POR GABRIEL HOEWELL E ARTHUR VIANA
As duas garrafas de Velho Barreiro protegem do frio; a roda de amigos, da solidão. Após 10 meses trabalhando como peão nas obras da Arena do Grêmio, no bairro Humaitá, Tércio da Silva, 48 anos, se despede de Porto Alegre. É um domingo chuvoso de fim de maio, o último dele na cidade. Com o estádio praticamente pronto, Tércio, natural da Bahia, e muitos dos que vieram ajudar a erguer o gigante de cimento retornam para seus estados e suas famílias. Não são poucos: para fazer surgir, no meio da Vila Liberdade, um estádio de futebol para 65 mil pessoas, somaram forças mãos de quase todo o Brasil – São Paulo, Piauí, Bahia, Rio Grande do Norte, Paraíba, Maranhão –, vizinhos da América do Sul – bolivianos, colombianos, paraguaios – e até mesmo portugueses.
As diferenças culturais são muitas. Talvez por isso que quando encontramos Augusto Milani (20), Marcos Roberto (18), Charles Ferreira (29) e Janaílson dos Santos (32) descansando em frente à Arena, próximo ao meio-dia, eles tenham feita uma estranha pergunta: “É verdade que vocês comem carne de cavalo aqui?”. Os dois primeiros são paulistas, Charles é maranhense e Janaílson, baiano. Já sentiam, com medo, o frio que ainda nem havia chegado. Toucas de lã protegiam os trabalhadores dos 19 graus que fazia.
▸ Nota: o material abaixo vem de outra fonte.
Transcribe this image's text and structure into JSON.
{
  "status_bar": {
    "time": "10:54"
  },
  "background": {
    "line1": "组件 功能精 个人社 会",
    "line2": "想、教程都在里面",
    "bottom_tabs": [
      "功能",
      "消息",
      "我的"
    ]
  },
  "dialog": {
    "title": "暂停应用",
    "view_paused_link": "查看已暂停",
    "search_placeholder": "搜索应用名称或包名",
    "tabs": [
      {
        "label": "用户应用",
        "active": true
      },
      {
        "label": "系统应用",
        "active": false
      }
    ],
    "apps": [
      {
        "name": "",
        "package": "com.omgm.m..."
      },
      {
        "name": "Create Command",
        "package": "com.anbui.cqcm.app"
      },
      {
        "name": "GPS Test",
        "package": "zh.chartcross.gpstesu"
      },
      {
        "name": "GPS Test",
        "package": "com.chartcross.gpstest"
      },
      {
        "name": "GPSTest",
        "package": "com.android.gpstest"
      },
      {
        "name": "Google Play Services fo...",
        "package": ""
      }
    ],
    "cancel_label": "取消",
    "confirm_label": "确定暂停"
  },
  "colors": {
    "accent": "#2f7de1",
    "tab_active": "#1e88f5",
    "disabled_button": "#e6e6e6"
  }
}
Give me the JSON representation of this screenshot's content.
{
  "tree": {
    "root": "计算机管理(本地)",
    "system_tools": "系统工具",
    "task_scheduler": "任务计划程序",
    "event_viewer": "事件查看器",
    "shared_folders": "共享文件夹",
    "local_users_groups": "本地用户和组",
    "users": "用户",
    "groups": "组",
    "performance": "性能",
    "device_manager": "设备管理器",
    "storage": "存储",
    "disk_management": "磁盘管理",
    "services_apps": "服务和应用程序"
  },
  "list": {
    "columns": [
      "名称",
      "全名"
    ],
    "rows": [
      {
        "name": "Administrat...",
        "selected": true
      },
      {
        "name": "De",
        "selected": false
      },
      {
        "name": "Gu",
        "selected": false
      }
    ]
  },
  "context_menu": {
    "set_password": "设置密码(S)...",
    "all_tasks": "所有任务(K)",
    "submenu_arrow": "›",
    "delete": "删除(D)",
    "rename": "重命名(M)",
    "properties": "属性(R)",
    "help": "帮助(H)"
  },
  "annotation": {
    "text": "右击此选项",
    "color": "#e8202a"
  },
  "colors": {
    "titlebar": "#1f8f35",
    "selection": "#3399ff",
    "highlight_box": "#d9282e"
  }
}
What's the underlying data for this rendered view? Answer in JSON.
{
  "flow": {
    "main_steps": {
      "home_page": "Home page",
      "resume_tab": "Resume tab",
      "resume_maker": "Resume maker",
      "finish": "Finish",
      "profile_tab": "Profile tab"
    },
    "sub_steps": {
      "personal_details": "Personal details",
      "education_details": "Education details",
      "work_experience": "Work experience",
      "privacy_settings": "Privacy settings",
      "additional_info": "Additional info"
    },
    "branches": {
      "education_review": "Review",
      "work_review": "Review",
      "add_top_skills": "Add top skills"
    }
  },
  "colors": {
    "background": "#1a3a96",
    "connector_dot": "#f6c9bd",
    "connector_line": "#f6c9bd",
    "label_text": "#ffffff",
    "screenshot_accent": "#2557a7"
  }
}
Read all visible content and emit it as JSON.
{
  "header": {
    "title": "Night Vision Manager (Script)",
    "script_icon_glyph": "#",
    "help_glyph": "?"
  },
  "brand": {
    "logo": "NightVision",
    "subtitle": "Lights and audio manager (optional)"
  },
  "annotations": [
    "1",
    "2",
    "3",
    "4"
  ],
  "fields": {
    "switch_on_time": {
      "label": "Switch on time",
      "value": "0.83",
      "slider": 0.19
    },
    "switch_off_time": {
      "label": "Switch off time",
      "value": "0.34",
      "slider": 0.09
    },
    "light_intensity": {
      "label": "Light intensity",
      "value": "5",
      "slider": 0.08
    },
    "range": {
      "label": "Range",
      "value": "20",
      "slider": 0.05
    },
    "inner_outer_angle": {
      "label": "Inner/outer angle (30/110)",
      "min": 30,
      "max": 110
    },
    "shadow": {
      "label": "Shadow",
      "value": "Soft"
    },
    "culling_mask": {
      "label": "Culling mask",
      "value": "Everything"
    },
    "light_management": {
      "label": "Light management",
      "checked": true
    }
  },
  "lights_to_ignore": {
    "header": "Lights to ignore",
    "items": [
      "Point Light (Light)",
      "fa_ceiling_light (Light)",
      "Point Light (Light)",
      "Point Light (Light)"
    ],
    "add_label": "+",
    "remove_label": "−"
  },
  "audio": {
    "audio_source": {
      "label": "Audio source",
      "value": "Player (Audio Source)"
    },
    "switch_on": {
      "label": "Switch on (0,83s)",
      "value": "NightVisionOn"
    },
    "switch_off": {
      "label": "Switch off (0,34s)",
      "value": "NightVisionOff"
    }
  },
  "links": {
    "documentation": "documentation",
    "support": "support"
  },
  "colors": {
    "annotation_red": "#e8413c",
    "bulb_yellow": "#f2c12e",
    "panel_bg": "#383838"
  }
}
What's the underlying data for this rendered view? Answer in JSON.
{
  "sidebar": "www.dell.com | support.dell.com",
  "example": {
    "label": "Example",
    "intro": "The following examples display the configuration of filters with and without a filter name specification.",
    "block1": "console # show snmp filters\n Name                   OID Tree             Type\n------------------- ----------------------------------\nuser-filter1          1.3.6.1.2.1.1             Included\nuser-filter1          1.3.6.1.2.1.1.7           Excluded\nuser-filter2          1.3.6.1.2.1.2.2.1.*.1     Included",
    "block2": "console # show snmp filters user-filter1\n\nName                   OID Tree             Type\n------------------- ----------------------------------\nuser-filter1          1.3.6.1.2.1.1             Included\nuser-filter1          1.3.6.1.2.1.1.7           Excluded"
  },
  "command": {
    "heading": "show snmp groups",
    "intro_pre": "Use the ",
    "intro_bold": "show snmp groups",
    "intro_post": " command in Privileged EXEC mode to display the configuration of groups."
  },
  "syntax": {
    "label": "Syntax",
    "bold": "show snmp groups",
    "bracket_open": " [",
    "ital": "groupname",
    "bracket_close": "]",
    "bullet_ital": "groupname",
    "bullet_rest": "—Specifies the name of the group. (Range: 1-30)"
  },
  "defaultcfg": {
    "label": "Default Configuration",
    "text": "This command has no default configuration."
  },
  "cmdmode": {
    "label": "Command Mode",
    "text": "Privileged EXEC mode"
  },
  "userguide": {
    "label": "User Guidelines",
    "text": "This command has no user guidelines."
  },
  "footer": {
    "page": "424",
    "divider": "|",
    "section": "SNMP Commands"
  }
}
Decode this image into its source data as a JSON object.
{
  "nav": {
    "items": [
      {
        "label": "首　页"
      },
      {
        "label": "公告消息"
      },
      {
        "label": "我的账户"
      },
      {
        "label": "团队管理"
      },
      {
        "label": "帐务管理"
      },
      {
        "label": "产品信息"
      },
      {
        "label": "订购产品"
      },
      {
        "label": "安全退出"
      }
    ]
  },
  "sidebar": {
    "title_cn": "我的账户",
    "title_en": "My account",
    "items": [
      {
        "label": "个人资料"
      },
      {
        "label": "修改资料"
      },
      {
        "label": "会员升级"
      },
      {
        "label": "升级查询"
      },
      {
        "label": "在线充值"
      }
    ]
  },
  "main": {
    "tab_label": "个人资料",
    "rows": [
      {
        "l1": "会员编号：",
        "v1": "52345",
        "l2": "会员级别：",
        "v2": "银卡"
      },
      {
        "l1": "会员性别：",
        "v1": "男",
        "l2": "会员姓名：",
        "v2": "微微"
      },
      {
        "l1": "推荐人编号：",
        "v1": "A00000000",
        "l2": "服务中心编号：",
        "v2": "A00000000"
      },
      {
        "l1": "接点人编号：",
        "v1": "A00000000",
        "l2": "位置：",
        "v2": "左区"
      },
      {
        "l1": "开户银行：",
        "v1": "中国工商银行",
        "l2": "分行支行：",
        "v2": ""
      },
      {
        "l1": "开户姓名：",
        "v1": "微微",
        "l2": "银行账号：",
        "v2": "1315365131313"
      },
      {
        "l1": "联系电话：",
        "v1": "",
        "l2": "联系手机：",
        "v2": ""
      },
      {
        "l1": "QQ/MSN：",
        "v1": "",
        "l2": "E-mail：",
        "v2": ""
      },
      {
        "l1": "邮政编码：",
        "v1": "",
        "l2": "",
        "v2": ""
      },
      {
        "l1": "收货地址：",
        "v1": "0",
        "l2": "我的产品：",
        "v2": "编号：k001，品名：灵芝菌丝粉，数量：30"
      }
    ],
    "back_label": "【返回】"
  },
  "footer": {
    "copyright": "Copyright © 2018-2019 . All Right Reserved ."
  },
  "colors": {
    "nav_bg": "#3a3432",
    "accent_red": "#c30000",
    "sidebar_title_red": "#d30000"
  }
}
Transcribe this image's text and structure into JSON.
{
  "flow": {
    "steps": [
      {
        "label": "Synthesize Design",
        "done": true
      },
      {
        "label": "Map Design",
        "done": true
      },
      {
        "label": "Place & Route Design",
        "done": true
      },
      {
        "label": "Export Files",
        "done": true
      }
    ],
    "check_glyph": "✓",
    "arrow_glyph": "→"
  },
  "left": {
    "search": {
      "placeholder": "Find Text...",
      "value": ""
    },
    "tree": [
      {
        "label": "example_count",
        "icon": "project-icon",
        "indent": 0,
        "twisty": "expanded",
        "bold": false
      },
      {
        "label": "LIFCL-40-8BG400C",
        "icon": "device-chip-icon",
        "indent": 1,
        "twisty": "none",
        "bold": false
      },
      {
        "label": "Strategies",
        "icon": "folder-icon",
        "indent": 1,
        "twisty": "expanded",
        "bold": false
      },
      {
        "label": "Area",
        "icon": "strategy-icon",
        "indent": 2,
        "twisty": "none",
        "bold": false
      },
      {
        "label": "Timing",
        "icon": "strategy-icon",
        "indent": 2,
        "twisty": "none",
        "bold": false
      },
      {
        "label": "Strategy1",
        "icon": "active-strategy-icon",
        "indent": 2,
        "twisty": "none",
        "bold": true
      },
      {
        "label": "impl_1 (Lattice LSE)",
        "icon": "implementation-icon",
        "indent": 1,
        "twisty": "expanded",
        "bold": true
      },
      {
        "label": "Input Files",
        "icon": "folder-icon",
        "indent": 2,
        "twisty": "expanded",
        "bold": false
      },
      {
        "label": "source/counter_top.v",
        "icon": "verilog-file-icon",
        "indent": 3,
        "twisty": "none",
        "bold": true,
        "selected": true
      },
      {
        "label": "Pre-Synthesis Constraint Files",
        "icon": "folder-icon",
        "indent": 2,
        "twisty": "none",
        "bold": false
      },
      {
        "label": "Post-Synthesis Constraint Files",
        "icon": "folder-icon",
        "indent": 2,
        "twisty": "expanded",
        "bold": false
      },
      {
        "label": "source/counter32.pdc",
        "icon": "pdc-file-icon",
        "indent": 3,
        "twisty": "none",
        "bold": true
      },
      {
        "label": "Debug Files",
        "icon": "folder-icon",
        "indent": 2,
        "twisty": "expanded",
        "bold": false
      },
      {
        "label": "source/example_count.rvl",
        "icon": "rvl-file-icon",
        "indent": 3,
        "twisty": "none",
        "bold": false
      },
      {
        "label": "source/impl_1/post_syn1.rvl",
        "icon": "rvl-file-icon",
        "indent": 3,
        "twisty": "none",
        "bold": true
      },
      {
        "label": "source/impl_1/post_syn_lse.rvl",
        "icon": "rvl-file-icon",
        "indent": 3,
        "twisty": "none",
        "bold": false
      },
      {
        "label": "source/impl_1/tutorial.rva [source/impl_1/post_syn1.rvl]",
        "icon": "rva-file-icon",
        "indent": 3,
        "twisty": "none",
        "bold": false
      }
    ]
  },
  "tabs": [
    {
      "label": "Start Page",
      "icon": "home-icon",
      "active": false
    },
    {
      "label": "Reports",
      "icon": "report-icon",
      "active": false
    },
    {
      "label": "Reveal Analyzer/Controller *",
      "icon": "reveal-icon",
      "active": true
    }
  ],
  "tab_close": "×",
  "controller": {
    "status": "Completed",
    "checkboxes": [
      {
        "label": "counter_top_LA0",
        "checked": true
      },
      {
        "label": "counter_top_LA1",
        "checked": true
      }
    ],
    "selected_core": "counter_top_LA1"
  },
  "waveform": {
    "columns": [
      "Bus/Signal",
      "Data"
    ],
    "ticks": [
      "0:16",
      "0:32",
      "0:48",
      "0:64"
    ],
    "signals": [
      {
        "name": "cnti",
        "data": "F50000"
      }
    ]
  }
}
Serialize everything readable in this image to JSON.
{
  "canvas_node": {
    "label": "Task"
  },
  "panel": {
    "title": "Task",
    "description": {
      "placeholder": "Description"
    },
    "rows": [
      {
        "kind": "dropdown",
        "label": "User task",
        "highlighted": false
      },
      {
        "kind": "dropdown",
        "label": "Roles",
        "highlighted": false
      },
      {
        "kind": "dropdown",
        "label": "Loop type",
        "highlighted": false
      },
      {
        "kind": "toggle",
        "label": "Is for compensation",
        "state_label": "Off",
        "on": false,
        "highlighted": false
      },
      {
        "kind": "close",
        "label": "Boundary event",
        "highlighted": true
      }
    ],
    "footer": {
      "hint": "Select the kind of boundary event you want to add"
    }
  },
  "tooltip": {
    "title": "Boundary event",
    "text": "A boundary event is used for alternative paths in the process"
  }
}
Apesar do pouco tempo em Porto Alegre, os quatro, alocados em um alojamento em Cachoeirinha, já traçaram uma rotina. Após as longas horas de serviço, frequentam a Boate 46, inferninho vizinho ao dormitório. Janaílson, cliente assíduo, já não paga pelos serviços do local. Porém, mesmo com a rápida adaptação, nenhum deles pensa em permanecer no Rio Grande do Sul. O próximo passo, após a Arena, é ir a São Paulo e trabalhar nas obras de ampliação do aeroporto de Guarulhos. “Lá tem trabalho certo até 2018”, comenta Charles. Marcos Roberto já deu esse passo, mesmo que não por vontade própria: “A minha mulher foi ganhar neném e eu pedi cinco dias de licença. Não deram e me mandaram embora.... Fiquei triste demais”, nos contou em um segundo contato.
Rotina pesada
As obras na Arena se estendem desde meados de 2010. Em abril, mais de 30 meses depois de iniciados oficialmente os trabalhos, mil operários (mecânicos e eletricistas, principalmente) ainda cuidavam dos acabamentos. A rotina de trabalho é pesada e o preparo físico dos obreiros, invejável: somando-se as horas extras, a carga horária pode chegar a 101 horas semanais – o batente inicia às 7h30min e termina somente às 22h. Finais de semana se transformam em dias úteis e as folgas são raras.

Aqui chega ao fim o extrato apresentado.